Le testament de Brigitte Bardot : un ultime engagement pour ses combats

Publié le 31 décembre 2025

Le décès de l'icône française soulève une question cruciale : à qui reviendra son immense patrimoine ? Loin d'être un simple transfert d'argent, sa succession révèle une volonté profondément ancrée, orchestrée de son vivant pour perpétuer son héritage le plus cher.

Un héritage entièrement dédié à la défense des animaux

Lorsque la Fondation Brigitte Bardot a annoncé son décès, une évidence s’est immédiatement imposée : la majeure partie de sa fortune était vouée à la protection animale, une passion qui a animé ses dernières décennies.

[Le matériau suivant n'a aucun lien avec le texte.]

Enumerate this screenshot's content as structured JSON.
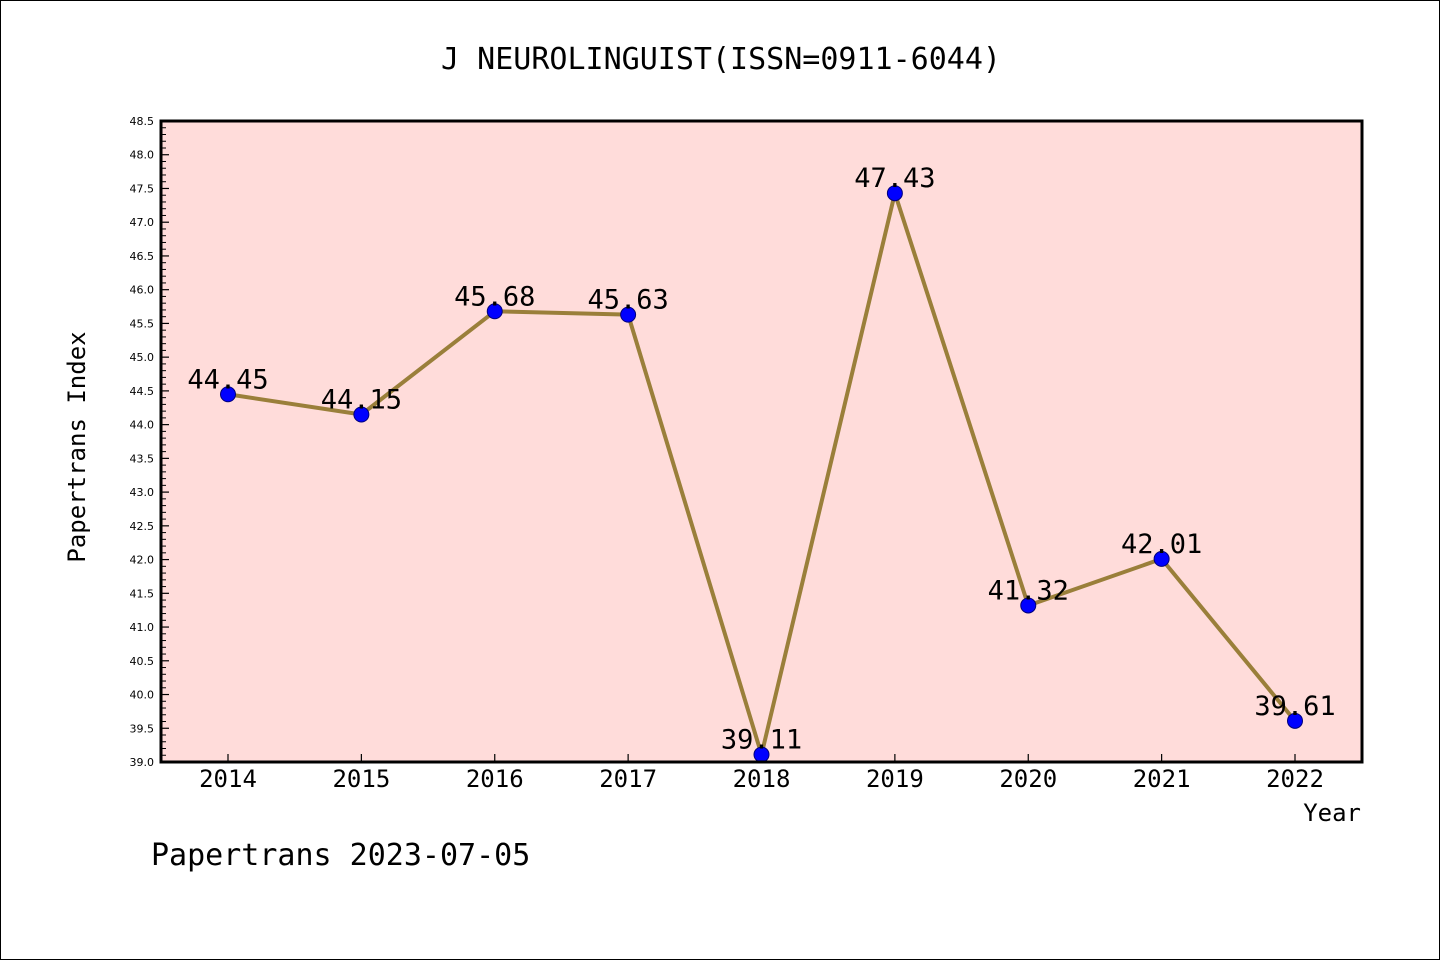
{
  "chart_data": {
    "type": "line",
    "title": "J NEUROLINGUIST(ISSN=0911-6044)",
    "xlabel": "Year",
    "ylabel": "Papertrans Index",
    "footer": "Papertrans 2023-07-05",
    "categories": [
      "2014",
      "2015",
      "2016",
      "2017",
      "2018",
      "2019",
      "2020",
      "2021",
      "2022"
    ],
    "values": [
      44.45,
      44.15,
      45.68,
      45.63,
      39.11,
      47.43,
      41.32,
      42.01,
      39.61
    ],
    "point_labels": [
      "44.45",
      "44.15",
      "45.68",
      "45.63",
      "39.11",
      "47.43",
      "41.32",
      "42.01",
      "39.61"
    ],
    "ylim": [
      39.0,
      48.5
    ],
    "ytick_step": 0.5,
    "ytick_labels": [
      "39.0",
      "39.5",
      "40.0",
      "40.5",
      "41.0",
      "41.5",
      "42.0",
      "42.5",
      "43.0",
      "43.5",
      "44.0",
      "44.5",
      "45.0",
      "45.5",
      "46.0",
      "46.5",
      "47.0",
      "47.5",
      "48.0",
      "48.5"
    ],
    "grid": false,
    "colors": {
      "plot_background": "#ffdcda",
      "line": "#9a7f3a",
      "marker": "#0000ff",
      "marker_edge": "#00007a"
    }
  }
}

Bien avant de se retirer des projecteurs, dès les années 80, l’ancienne star avait opéré un changement radical. Elle s’était séparée de nombreux biens personnels – bijoux, objets de collection – pour alimenter financièrement sa lutte. Son testament s’inscrit dans la parfaite continuité de cette démarche, en orientant la part la plus importante possible de son avoir vers sa Fondation, créée pour venir en aide aux êtres qu’elle jugeait les plus vulnérables.

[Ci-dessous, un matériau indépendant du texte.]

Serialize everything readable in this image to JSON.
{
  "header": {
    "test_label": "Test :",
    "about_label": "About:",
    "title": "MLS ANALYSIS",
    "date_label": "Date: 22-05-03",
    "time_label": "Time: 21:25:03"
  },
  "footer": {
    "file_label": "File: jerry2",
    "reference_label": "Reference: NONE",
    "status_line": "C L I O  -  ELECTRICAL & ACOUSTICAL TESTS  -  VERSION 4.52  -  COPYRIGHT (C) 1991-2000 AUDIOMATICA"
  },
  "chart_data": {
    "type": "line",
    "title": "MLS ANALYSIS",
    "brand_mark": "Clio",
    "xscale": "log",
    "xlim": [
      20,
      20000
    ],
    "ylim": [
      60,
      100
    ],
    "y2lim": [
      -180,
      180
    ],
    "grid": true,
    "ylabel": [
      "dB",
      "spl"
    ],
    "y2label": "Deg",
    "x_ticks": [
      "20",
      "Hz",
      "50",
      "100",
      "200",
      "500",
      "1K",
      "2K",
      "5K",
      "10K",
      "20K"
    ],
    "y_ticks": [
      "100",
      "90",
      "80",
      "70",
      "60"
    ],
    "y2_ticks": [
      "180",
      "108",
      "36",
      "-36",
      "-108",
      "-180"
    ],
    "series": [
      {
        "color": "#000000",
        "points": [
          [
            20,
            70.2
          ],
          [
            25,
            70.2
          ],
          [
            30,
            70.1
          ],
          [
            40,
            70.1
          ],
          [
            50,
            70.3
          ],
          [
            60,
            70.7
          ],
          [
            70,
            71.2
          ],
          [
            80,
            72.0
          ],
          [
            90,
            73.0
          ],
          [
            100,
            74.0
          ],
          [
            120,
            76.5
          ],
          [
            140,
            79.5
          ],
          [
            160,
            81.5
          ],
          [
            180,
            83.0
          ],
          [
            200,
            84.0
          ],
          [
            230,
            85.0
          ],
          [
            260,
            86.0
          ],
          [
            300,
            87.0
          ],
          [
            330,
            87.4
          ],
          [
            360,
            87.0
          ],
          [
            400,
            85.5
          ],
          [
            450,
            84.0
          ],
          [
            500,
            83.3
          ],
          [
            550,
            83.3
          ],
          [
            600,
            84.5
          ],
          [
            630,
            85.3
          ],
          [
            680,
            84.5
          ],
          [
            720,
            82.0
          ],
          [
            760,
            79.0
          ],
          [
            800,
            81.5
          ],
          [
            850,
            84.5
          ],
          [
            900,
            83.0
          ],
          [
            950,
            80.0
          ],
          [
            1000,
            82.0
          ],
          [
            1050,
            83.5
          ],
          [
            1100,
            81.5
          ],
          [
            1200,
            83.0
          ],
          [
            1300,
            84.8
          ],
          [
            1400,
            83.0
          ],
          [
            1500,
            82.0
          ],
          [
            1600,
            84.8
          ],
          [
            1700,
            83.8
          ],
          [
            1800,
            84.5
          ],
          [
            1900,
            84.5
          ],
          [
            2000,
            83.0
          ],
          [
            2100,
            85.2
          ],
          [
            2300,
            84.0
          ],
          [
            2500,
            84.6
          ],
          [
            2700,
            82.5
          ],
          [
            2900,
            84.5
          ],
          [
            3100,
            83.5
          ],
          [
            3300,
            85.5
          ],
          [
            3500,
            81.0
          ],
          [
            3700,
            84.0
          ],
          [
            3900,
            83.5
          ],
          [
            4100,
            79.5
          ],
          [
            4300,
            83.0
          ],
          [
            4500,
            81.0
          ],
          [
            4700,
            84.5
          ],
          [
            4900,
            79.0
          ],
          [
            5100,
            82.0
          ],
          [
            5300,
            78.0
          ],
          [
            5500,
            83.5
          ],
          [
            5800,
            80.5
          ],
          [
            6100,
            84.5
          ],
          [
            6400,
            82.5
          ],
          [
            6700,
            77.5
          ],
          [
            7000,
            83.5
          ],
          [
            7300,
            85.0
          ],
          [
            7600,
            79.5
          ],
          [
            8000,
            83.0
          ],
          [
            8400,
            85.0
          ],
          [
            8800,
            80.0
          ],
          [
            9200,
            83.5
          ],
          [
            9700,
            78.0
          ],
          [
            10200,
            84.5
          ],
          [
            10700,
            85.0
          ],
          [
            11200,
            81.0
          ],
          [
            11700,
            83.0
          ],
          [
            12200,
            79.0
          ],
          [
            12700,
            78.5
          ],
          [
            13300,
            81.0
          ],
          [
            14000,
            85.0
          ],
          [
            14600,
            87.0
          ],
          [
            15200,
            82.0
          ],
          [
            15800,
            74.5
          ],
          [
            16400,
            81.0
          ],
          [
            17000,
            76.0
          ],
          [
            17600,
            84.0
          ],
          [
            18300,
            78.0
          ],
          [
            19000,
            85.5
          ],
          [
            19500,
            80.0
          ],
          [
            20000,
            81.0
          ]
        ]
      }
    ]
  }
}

Parmi les biens symboliques concernés, on trouve bien sûr La Madrague. Cette demeure emblématique de Saint-Tropez, si chère à son histoire, va connaître une seconde vie. Dans le cadre de la succession, elle se transforme en un havre pour la cause animale, mais aussi en une ressource économique destinée à assurer un financement stable aux activités de la Fondation. Un choix en parfaite adéquation avec la célèbre phrase de Bardot : « J’ai donné ma jeunesse et ma beauté aux hommes, maintenant je donne ma sagesse et mon expérience aux animaux. »

La part réservée de son fils unique

Si les intentions de Brigitte Bardot étaient sans équivoque, la législation française impose cependant des contraintes. Il n’est pas possible d’exclure totalement ses héritiers directs. Le droit successoral est très clair sur ce point, et c’est ce qui garantit une part minimale à son fils unique, Nicolas-Jacques Charrier, né de son mariage avec Jacques Charrier.

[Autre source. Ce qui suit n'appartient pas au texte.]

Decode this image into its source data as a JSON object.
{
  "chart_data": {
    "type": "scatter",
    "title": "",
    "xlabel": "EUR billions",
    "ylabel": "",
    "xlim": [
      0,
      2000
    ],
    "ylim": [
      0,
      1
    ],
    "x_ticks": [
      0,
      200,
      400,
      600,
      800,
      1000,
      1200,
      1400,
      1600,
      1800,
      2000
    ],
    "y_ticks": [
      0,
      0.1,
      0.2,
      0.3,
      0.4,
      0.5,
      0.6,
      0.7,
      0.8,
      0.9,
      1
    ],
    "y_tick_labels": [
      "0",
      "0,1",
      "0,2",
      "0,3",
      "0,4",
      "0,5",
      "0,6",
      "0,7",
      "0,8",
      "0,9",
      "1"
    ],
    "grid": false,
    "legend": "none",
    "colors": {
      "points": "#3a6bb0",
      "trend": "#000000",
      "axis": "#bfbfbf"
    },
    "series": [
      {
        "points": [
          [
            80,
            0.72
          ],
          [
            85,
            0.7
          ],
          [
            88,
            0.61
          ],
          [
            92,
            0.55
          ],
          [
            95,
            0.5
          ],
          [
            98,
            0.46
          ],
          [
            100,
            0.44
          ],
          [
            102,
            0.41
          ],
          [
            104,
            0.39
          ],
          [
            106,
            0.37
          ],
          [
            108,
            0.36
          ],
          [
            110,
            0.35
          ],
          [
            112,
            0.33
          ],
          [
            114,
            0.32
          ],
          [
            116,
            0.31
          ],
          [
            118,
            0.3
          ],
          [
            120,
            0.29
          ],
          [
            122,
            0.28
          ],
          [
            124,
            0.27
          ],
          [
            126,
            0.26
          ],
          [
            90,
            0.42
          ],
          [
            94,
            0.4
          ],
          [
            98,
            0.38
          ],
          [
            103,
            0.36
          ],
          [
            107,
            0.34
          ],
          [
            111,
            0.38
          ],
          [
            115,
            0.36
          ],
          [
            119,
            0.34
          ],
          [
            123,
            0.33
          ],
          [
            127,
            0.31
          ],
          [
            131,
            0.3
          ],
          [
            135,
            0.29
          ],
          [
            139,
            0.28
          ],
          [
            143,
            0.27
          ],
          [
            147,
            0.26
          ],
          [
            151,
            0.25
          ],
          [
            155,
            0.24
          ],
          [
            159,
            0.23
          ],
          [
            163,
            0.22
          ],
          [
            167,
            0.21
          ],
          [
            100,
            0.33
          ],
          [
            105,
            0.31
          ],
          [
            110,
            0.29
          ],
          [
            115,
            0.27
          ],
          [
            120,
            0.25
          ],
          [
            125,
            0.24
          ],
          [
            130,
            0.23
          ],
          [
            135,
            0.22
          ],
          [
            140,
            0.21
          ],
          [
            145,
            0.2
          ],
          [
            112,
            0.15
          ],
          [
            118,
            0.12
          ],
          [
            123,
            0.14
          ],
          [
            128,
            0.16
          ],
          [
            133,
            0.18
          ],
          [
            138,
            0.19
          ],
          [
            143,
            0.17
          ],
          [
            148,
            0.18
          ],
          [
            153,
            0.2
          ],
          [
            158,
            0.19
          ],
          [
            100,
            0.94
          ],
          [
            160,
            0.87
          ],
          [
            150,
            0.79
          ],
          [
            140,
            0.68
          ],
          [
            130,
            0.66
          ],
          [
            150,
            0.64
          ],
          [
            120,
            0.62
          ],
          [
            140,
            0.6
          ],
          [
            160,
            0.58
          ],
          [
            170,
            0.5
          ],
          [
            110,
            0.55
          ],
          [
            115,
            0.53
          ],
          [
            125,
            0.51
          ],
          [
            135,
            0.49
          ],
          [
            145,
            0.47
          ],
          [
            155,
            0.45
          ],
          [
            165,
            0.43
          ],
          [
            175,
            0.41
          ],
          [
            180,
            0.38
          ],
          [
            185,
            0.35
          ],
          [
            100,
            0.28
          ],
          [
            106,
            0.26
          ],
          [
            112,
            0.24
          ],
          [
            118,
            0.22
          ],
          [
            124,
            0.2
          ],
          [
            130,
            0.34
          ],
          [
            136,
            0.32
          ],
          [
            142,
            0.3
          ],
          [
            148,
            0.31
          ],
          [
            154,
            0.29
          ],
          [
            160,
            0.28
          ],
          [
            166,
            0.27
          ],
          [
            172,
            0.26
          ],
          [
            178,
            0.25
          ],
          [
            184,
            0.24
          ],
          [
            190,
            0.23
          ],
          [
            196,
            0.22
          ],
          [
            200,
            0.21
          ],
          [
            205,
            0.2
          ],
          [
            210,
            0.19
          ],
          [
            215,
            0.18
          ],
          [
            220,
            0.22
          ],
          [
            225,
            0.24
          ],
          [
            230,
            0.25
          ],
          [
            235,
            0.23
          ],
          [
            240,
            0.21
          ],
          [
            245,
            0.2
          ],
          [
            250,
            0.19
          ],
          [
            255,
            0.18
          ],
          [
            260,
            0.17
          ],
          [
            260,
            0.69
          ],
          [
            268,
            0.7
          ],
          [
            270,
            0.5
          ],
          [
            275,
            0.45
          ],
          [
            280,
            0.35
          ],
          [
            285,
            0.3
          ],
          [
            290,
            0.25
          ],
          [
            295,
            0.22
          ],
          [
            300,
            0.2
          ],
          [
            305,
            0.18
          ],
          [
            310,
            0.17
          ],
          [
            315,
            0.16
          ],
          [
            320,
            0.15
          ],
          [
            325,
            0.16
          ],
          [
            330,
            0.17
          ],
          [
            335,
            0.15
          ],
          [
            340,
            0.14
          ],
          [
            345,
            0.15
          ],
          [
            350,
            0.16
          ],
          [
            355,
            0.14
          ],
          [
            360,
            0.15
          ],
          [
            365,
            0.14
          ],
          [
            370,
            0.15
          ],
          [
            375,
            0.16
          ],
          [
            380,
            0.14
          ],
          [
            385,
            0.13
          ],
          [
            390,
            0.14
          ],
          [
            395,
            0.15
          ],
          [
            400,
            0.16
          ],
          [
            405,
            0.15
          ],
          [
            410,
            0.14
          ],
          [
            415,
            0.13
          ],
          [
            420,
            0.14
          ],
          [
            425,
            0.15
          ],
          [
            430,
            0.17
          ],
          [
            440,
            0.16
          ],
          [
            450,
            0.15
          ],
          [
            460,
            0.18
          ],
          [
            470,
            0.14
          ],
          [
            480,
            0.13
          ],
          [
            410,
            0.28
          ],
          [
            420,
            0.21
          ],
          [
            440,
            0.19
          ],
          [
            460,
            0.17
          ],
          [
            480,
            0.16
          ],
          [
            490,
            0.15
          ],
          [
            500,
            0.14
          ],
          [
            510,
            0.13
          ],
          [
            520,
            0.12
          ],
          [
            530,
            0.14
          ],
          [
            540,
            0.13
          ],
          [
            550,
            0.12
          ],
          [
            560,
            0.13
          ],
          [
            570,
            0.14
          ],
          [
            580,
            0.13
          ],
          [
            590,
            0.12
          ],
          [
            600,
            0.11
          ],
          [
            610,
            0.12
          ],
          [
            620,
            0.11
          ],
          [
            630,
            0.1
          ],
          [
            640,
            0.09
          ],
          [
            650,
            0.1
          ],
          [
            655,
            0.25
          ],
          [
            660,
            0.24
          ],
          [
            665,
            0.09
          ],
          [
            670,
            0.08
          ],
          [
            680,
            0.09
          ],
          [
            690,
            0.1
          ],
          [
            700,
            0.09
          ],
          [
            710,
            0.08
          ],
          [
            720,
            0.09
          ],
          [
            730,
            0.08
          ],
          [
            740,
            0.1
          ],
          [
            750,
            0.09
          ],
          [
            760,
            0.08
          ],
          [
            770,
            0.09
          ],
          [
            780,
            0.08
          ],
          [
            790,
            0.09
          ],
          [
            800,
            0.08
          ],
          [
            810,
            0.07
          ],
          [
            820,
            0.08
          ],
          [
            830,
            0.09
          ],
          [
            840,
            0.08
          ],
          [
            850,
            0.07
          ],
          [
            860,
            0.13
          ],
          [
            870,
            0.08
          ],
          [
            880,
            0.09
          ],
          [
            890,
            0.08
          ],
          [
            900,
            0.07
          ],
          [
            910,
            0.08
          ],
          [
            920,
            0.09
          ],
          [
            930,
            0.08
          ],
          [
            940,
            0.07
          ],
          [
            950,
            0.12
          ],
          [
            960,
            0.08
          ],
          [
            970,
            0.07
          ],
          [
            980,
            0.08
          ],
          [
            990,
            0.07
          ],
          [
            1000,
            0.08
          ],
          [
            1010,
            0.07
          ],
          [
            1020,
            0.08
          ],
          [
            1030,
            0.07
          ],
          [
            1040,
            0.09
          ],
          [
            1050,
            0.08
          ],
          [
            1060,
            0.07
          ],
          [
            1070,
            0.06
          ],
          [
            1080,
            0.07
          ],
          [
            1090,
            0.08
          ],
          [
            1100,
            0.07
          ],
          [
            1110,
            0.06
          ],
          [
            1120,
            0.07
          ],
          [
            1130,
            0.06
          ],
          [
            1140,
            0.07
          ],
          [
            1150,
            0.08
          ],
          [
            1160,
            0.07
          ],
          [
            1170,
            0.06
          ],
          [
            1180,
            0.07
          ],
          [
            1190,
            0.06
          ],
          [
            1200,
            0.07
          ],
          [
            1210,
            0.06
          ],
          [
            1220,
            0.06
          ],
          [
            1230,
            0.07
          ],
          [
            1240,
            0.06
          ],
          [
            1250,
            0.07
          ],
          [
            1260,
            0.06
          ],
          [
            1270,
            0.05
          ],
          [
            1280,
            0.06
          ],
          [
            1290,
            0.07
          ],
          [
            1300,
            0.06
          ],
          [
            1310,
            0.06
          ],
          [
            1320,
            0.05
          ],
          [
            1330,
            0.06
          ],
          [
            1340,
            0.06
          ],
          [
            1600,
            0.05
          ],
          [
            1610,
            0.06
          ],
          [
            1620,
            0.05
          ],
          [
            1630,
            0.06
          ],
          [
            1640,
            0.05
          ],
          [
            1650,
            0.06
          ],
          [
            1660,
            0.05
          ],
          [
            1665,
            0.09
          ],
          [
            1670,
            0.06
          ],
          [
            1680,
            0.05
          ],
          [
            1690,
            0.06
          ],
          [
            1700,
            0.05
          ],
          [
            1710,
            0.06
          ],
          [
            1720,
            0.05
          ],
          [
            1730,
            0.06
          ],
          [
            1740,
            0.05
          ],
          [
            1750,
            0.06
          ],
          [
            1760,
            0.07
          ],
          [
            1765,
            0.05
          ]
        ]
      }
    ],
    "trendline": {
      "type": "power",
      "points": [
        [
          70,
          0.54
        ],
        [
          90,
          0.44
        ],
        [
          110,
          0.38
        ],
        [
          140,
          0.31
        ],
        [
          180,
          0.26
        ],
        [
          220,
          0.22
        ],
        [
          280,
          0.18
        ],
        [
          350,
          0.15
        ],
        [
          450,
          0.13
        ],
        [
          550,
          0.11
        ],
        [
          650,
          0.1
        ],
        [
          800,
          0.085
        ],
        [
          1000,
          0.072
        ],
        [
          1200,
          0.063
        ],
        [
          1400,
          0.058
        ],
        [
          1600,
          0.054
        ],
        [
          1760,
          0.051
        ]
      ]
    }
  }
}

Malgré des relations parfois tendues et une certaine distance, la loi s’applique. Avec un seul enfant, la réserve héréditaire correspond à la moitié de la succession. En clair, Nicolas-Jacques Charrier hérite obligatoirement de 50% du patrimoine net, indépendamment des souhaits exprimés par sa mère. L’autre moitié, appelée quotité disponible, pouvait en revanche être léguée librement. C’est cette part que Brigitte Bardot a choisie de destiner dans son intégralité à sa Fondation.

Une transmission fiscalement avantageuse

Cette organisation présente un autre atout de taille sur le plan fiscal. Alors que son fils devra régler les droits de succession usuels sur sa part, la situation est radicalement différente pour la Fondation Brigitte Bardot. Étant reconnue d’utilité publique depuis 1992, elle est totalement exonérée de droits sur les legs qu’elle reçoit.

Le résultat est sans appel : chaque euro transmis à la Fondation est intégralement reversé à ses missions de protection, sans qu’aucun centime ne parte en impôts. Un mécanisme qui optimise pleinement la portée de cet héritage considérable et assure la continuité de l’engagement de Brigitte Bardot pour les générations futures.

Jusqu’à son dernier souffle, l’ancienne actrice aura transformé son existence – et même son départ – en un véritable manifeste pour ses convictions.